By Paolo Palazzi-Xirinachs
Thursday, December 17, 2015
This looks like it will snap a current three-day rally, as indices are being dragged down by energy and materials stocks.
There is also some growing concern about junk bond prices and overleveraged energy and mining sectors that may be applying some additional drag to the markets. Junk bond prices are a potential warning sign for stocks. As the number of defaults and downgrades rise to levels last seen in 2009, a deteriorating credit market could pose a threat to U.S. stocks.
Global stocks today surged on Fed Chair Janet Yellen's assurance that further tightening would be gradual and heavily dependent on inflation, which remained firmly below the central bank's 2% target. "The markets have reversed from a higher opening, but that was to be expected after yesterday's surge," said Peter Cardillo, chief market economist at First Standard Financial in New York to Reuters.

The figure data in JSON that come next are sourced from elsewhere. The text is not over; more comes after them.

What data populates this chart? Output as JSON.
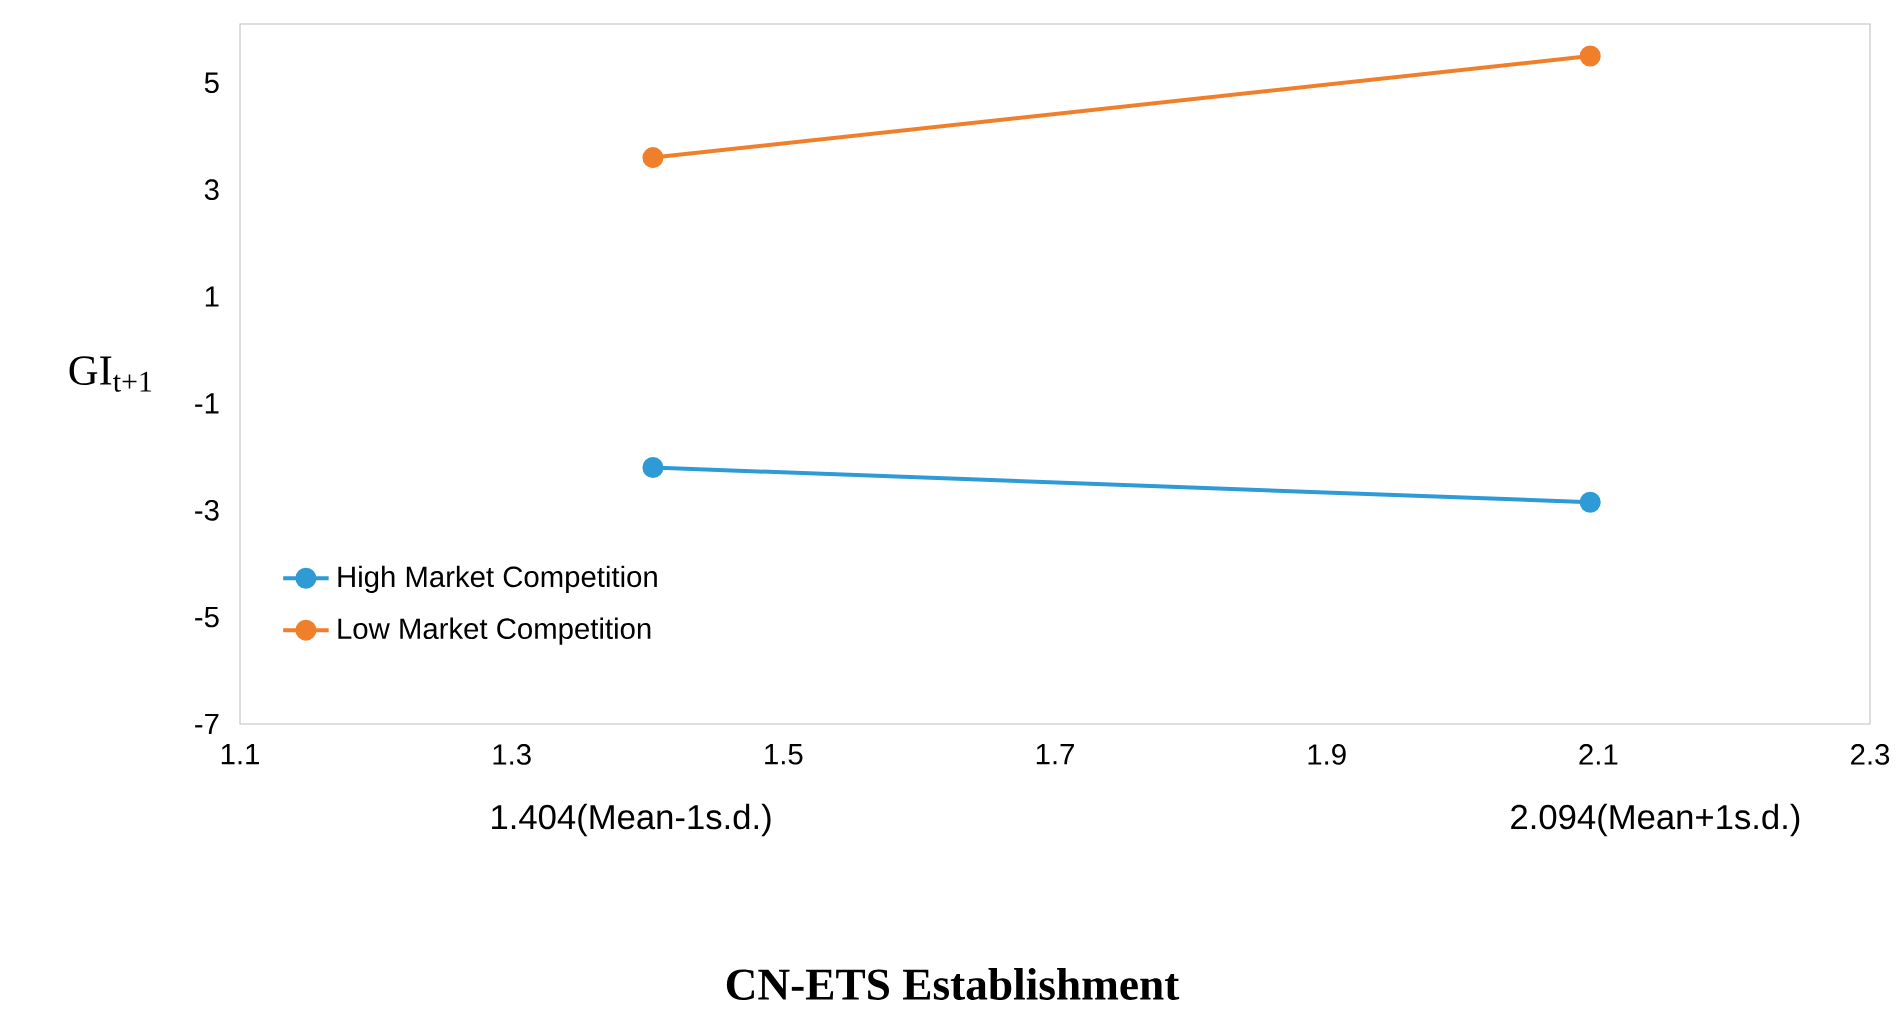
{
  "chart_data": {
    "type": "line",
    "xlabel": "CN-ETS Establishment",
    "ylabel": "GI$_{t+1}$",
    "x": [
      1.404,
      2.094
    ],
    "series": [
      {
        "name": "High Market Competition",
        "color": "#2e9bd6",
        "values": [
          -2.2,
          -2.85
        ]
      },
      {
        "name": "Low Market Competition",
        "color": "#f07f2c",
        "values": [
          3.6,
          5.5
        ]
      }
    ],
    "xlim": [
      1.1,
      2.3
    ],
    "ylim": [
      -7,
      6.1
    ],
    "xticks": [
      1.1,
      1.3,
      1.5,
      1.7,
      1.9,
      2.1,
      2.3
    ],
    "yticks": [
      -7,
      -5,
      -3,
      -1,
      1,
      3,
      5
    ],
    "annotations": [
      "1.404(Mean-1s.d.)",
      "2.094(Mean+1s.d.)"
    ],
    "legend": "bottom left",
    "marker": "circle",
    "line_style": "solid",
    "grid": false
  }
}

As of 1PM EST the three major indices are currently down. The Dow Jones industrial is down 115.28 points at 17,633.81, the S&P 500 down 16.71 points at 2,056.36 and the Nasdaq down 29.91 points at 5,041.23.
Investors will also now keep a closer eye on data to gauge the economy's capacity to withstand higher rates. Data showed jobless claims fell to 271,000 last week, below 275,000 estimated, while third-quarter current account deficit expanded to $124.1 billion, the largest shortfall since the fourth quarter of 2008.